When Schmidt named his first training squad in July there were more debutants than at any time in the professional era. He also named Australia’s seventh different captain in the previous 12 months. That degree of flux is tantamount to chaos.
When they played Wales recently there were just five survivors from their World Cup meeting last autumn. Australia won both Tests on Wales’ short tour, but Welsh rugby is the other basket case among the tier one nations. In old money, this was the meeting of tuppence and tuppence ha’penny.
In his last five coaching roles – with Clermont Auvergne, Leinster, Ireland, Blues and New Zealand – Schmidt knew that material existed to create success. In Australia, clearly, the opposite is true. With great coaches you always wonder where the tipping points are. What portion of a team’s success can be attributed to them; what portion is attributable to the players in their dressingroom?
That separation may be impossible – like trying to recover milk from your tea – but it never stopped people from speculating. It was often said of Mick O’Dwyer and Brian Cody, for example, “that anybody would have won All-Irelands with those players”. In both cases, such a claim was fatuous.
O’Dwyer and Cody were both innovators, in different ways, and altered the landscape of their sports. Managing talented players is a skill too. In O’Dwyer’s case, though, his nomadic existence as a coach took him to other dressingrooms where great players were scarce or non-existent and you could argue that what he achieved in Kildare and Laois, and to some extent Wicklow, franked his greatness almost as much as everything he did with Kerry.
Carlo Ancelotti’s strange interlude with Everton in an interesting test case too. He arrived midway through the 2019-20 season and left at the end of the following season. At one point in his second campaign Everton were fourth in the table, but they finished in 10th, having ended the previous season in 12th.

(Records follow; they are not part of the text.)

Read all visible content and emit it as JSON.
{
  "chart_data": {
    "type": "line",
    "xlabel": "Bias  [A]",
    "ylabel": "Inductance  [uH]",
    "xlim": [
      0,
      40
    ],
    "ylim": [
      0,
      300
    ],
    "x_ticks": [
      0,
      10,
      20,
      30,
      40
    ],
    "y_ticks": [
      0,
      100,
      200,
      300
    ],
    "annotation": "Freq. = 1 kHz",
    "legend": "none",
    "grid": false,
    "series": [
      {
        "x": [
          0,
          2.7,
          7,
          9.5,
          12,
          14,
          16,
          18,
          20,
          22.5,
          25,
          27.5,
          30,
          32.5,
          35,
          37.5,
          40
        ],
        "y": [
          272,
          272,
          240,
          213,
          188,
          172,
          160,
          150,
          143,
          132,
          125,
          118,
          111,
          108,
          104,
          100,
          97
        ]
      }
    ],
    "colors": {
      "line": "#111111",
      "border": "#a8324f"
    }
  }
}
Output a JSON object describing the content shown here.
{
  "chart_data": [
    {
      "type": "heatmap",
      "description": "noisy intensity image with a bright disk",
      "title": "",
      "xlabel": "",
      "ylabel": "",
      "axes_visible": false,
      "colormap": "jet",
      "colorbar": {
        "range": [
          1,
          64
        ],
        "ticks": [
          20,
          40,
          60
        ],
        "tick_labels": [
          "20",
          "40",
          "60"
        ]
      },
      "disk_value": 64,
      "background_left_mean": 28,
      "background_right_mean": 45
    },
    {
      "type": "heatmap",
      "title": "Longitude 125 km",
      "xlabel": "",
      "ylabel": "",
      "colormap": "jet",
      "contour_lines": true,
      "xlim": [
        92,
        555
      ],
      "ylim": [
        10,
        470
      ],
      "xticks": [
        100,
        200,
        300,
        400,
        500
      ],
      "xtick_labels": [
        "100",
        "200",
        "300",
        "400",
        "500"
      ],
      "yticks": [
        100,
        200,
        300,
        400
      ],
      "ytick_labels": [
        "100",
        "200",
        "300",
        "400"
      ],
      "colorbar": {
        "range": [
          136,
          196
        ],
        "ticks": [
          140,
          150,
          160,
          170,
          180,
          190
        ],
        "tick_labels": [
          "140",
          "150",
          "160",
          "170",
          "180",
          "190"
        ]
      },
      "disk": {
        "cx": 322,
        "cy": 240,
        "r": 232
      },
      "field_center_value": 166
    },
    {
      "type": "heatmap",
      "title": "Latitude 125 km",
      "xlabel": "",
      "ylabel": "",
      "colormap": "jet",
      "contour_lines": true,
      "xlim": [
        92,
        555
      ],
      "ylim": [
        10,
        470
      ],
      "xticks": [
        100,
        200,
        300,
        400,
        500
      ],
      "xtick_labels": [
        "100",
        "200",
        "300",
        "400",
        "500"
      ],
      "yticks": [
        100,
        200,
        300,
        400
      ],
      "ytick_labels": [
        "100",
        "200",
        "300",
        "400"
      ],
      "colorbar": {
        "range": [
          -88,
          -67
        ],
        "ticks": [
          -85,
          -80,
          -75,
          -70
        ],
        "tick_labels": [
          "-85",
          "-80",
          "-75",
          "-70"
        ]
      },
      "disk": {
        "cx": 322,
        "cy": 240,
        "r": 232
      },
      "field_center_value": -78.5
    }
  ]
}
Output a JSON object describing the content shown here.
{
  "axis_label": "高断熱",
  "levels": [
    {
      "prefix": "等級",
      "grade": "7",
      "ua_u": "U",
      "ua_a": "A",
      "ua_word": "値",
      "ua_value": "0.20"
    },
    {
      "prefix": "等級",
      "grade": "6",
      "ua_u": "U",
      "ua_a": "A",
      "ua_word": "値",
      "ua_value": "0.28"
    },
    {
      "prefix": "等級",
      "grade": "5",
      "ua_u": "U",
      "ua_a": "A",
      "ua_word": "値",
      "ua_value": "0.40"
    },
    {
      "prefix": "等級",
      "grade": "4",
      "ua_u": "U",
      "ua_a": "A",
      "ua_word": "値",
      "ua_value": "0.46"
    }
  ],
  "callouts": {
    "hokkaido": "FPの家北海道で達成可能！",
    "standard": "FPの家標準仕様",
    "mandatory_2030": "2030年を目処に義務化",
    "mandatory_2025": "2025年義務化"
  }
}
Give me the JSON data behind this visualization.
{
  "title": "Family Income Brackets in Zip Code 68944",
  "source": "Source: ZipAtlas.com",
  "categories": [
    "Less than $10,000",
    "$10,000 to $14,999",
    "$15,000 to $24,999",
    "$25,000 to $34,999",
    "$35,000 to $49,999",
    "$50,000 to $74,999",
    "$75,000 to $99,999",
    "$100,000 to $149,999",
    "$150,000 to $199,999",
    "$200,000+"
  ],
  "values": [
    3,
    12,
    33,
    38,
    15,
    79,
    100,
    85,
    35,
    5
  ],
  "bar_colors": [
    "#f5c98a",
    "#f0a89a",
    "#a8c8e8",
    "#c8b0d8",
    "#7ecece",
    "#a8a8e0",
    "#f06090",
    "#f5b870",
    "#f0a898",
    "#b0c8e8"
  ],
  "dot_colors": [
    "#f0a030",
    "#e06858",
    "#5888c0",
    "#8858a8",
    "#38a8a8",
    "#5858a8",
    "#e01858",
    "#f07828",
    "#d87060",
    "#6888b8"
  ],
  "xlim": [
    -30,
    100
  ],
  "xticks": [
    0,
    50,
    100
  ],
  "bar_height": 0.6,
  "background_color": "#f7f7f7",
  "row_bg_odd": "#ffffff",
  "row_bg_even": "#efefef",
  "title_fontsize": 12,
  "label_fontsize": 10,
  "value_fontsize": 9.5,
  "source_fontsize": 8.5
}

By unflattering comparison his direct predecessors in the job – Marco Silva and Sam Allardyce – had both steered Everton to league finishes in the top half of the table. Ancelotti’s overall win-rate, though, in all competitions, was better than any permanent Everton manager since the glory days of Howard Kendall in the mid-1980s.
Ancelotti’s greatness as a manager doesn’t require any witness testimony from Everton – among a career haul of 29 major trophies he has the won league titles in five different countries and five Champions League titles, a unique distinction.
But Everton showed another side to his talent. Ancelotti’s special power is managing dressingrooms full of great players and outsized egos. At Everton, he didn’t face that challenge.
South Africa made 10 changes for their second Rugby Championship match against Australia on Saturday and still won by 18 points. Australia stayed in the game for longer but in the pelting rain weaknesses in their basic skills were exposed again. This is a team that needs the shelter of good structure and sound fundamentals. Schmidt has demonstrated repeatedly that he can provide that service.
Can he improve them in time to rescue what promises to be a farcical Lions tour next summer? This is the biggest challenge of his career.